Once carbon dioxide in the atmosphere reaches the ocean, it dissolves into a carbonic acid, lowering the pH level of the ocean to make it more acidic and therefore less habitable for marine life, according to the U.S Department of Commerce’s National Oceanic and Administration.
Peter Petraitis, professor of biology at the University of Pennsylvania, has seen a correlation between increased dissolved carbon dioxide in the ocean and a decline in mussels and gastropods in the Gulf of Maine over the last two decades. Petraitis and his team have continued to collect data since their study was published in 2020 and noticed gastropodes are declining at a far greater rate than hypothesized.
“Water temperatures are going up and [gastropods] are declining so the correlation is pretty strong,” Petraitis said.
Petraitis’s research found that the Gulf of Maine suffers from low pH and faster warming than 99.9 percent of all global oceans, and as time progresses, it will become less capable of mitigating the effects of ocean acidification.
The current pH level of the global ocean is at approximately 8.1, a drop of 0.1 since the start of the Industrial Revolution, according to the Environmental Protection Agency. The subtle change in pH level is alarming, Hornbostel said, as one pH unit decrease equates to ten times increase in acidity. The mild acid formed when carbon dioxide dissolves in water neutralizes calcium carbonate and bicarbonate, which corals and other invertebrates use to build their hard shells and skeletons.

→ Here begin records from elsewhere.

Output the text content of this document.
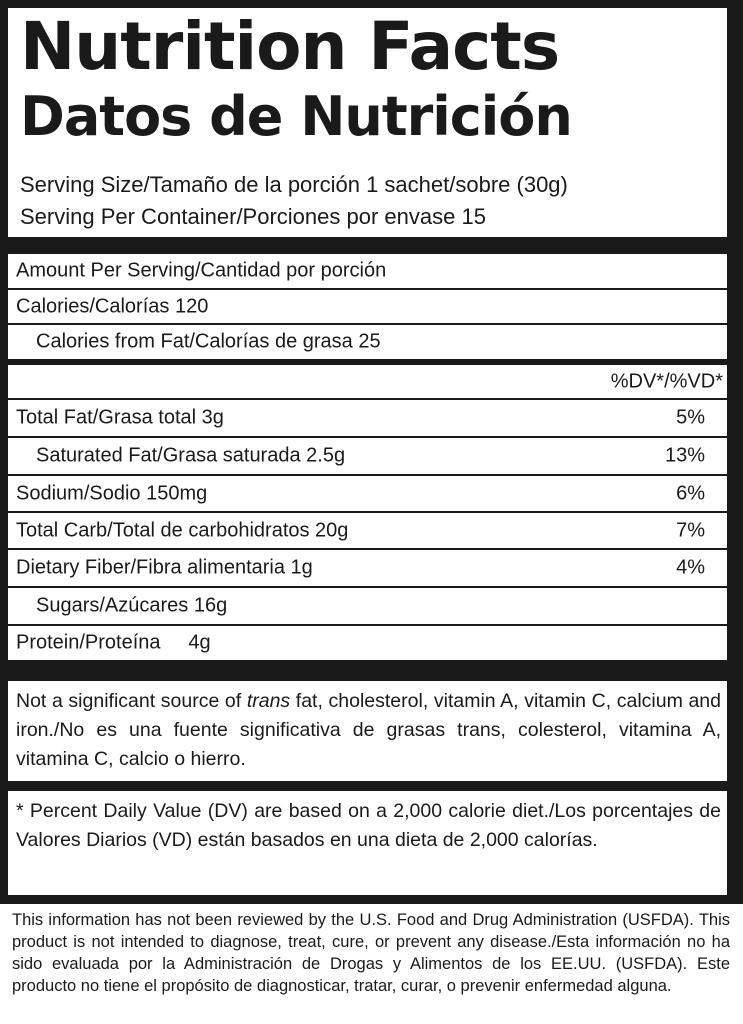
Nutrition Facts
Datos de Nutrición
Serving Size/Tamaño de la porción 1 sachet/sobre (30g)
Serving Per Container/Porciones por envase 15
Amount Per Serving/Cantidad por porción
Calories/Calorías 120
Calories from Fat/Calorías de grasa 25
%DV*/%VD*
Total Fat/Grasa total 3g	5%
Saturated Fat/Grasa saturada 2.5g	13%
Sodium/Sodio 150mg	6%
Total Carb/Total de carbohidratos 20g	7%
Dietary Fiber/Fibra alimentaria 1g	4%
Sugars/Azúcares 16g
Protein/Proteína     4g
Not a significant source of trans fat, cholesterol, vitamin A, vitamin C, calcium and iron./No es una fuente significativa de grasas trans, colesterol, vitamina A, vitamina C, calcio o hierro.
* Percent Daily Value (DV) are based on a 2,000 calorie diet./Los porcentajes de Valores Diarios (VD) están basados en una dieta de 2,000 calorías.
This information has not been reviewed by the U.S. Food and Drug Administration (USFDA). This product is not intended to diagnose, treat, cure, or prevent any disease./Esta información no ha sido evaluada por la Administración de Drogas y Alimentos de los EE.UU. (USFDA). Este producto no tiene el propósito de diagnosticar, tratar, curar, o prevenir enfermedad alguna.
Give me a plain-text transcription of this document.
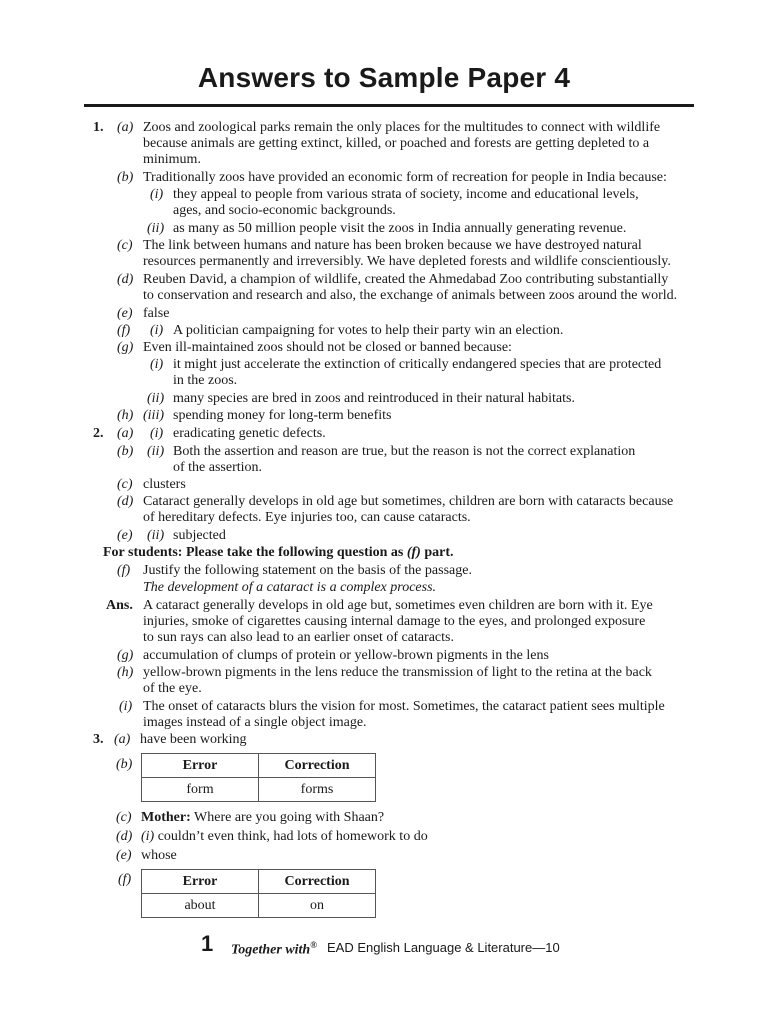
Answers to Sample Paper 4
1. (a) Zoos and zoological parks remain the only places for the multitudes to connect with wildlife
because animals are getting extinct, killed, or poached and forests are getting depleted to a
minimum.
(b) Traditionally zoos have provided an economic form of recreation for people in India because:
(i) they appeal to people from various strata of society, income and educational levels,
ages, and socio-economic backgrounds.
(ii) as many as 50 million people visit the zoos in India annually generating revenue.
(c) The link between humans and nature has been broken because we have destroyed natural
resources permanently and irreversibly. We have depleted forests and wildlife conscientiously.
(d) Reuben David, a champion of wildlife, created the Ahmedabad Zoo contributing substantially
to conservation and research and also, the exchange of animals between zoos around the world.
(e) false
(f) (i) A politician campaigning for votes to help their party win an election.
(g) Even ill-maintained zoos should not be closed or banned because:
(i) it might just accelerate the extinction of critically endangered species that are protected
in the zoos.
(ii) many species are bred in zoos and reintroduced in their natural habitats.
(h) (iii) spending money for long-term benefits
2. (a) (i) eradicating genetic defects.
(b) (ii) Both the assertion and reason are true, but the reason is not the correct explanation
of the assertion.
(c) clusters
(d) Cataract generally develops in old age but sometimes, children are born with cataracts because
of hereditary defects. Eye injuries too, can cause cataracts.
(e) (ii) subjected
For students: Please take the following question as (f) part.
(f) Justify the following statement on the basis of the passage.
The development of a cataract is a complex process.
Ans. A cataract generally develops in old age but, sometimes even children are born with it. Eye
injuries, smoke of cigarettes causing internal damage to the eyes, and prolonged exposure
to sun rays can also lead to an earlier onset of cataracts.
(g) accumulation of clumps of protein or yellow-brown pigments in the lens
(h) yellow-brown pigments in the lens reduce the transmission of light to the retina at the back
of the eye.
(i) The onset of cataracts blurs the vision for most. Sometimes, the cataract patient sees multiple
images instead of a single object image.
3. (a) have been working
(b)	Error	Correction
form	forms
(c) Mother: Where are you going with Shaan?
(d) (i) couldn’t even think, had lots of homework to do
(e) whose
(f)	Error	Correction
about	on
1 Together with® EAD English Language & Literature—10
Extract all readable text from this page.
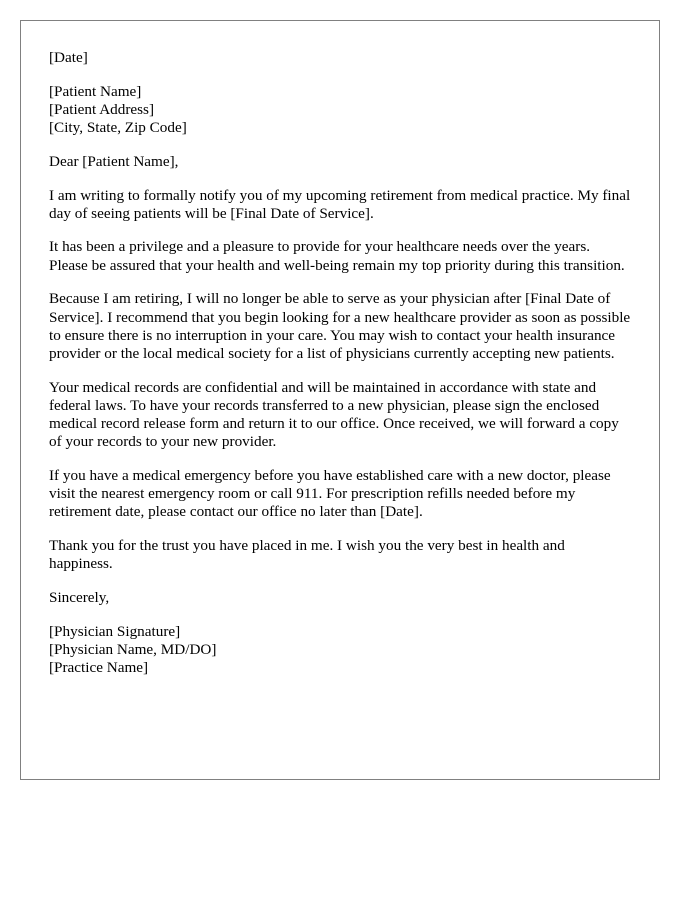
[Date]
[Patient Name]
[Patient Address]
[City, State, Zip Code]
Dear [Patient Name],

I am writing to formally notify you of my upcoming retirement from medical practice. My final day of seeing patients will be [Final Date of Service].

It has been a privilege and a pleasure to provide for your healthcare needs over the years. Please be assured that your health and well-being remain my top priority during this transition.

Because I am retiring, I will no longer be able to serve as your physician after [Final Date of Service]. I recommend that you begin looking for a new healthcare provider as soon as possible to ensure there is no interruption in your care. You may wish to contact your health insurance provider or the local medical society for a list of physicians currently accepting new patients.

Your medical records are confidential and will be maintained in accordance with state and federal laws. To have your records transferred to a new physician, please sign the enclosed medical record release form and return it to our office. Once received, we will forward a copy of your records to your new provider.

If you have a medical emergency before you have established care with a new doctor, please visit the nearest emergency room or call 911. For prescription refills needed before my retirement date, please contact our office no later than [Date].

Thank you for the trust you have placed in me. I wish you the very best in health and happiness.

Sincerely,
[Physician Signature]
[Physician Name, MD/DO]
[Practice Name]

Hornbostel’s team’s research found that its technology is promising but will require building capsules in large batches and investigating how the technology can be combined to work with existing infrastructure, like desalination facilities. Their paper calls for more research into seawater carbon dioxide capture technology, which is imperative given the rapid warming and acidification of the oceans.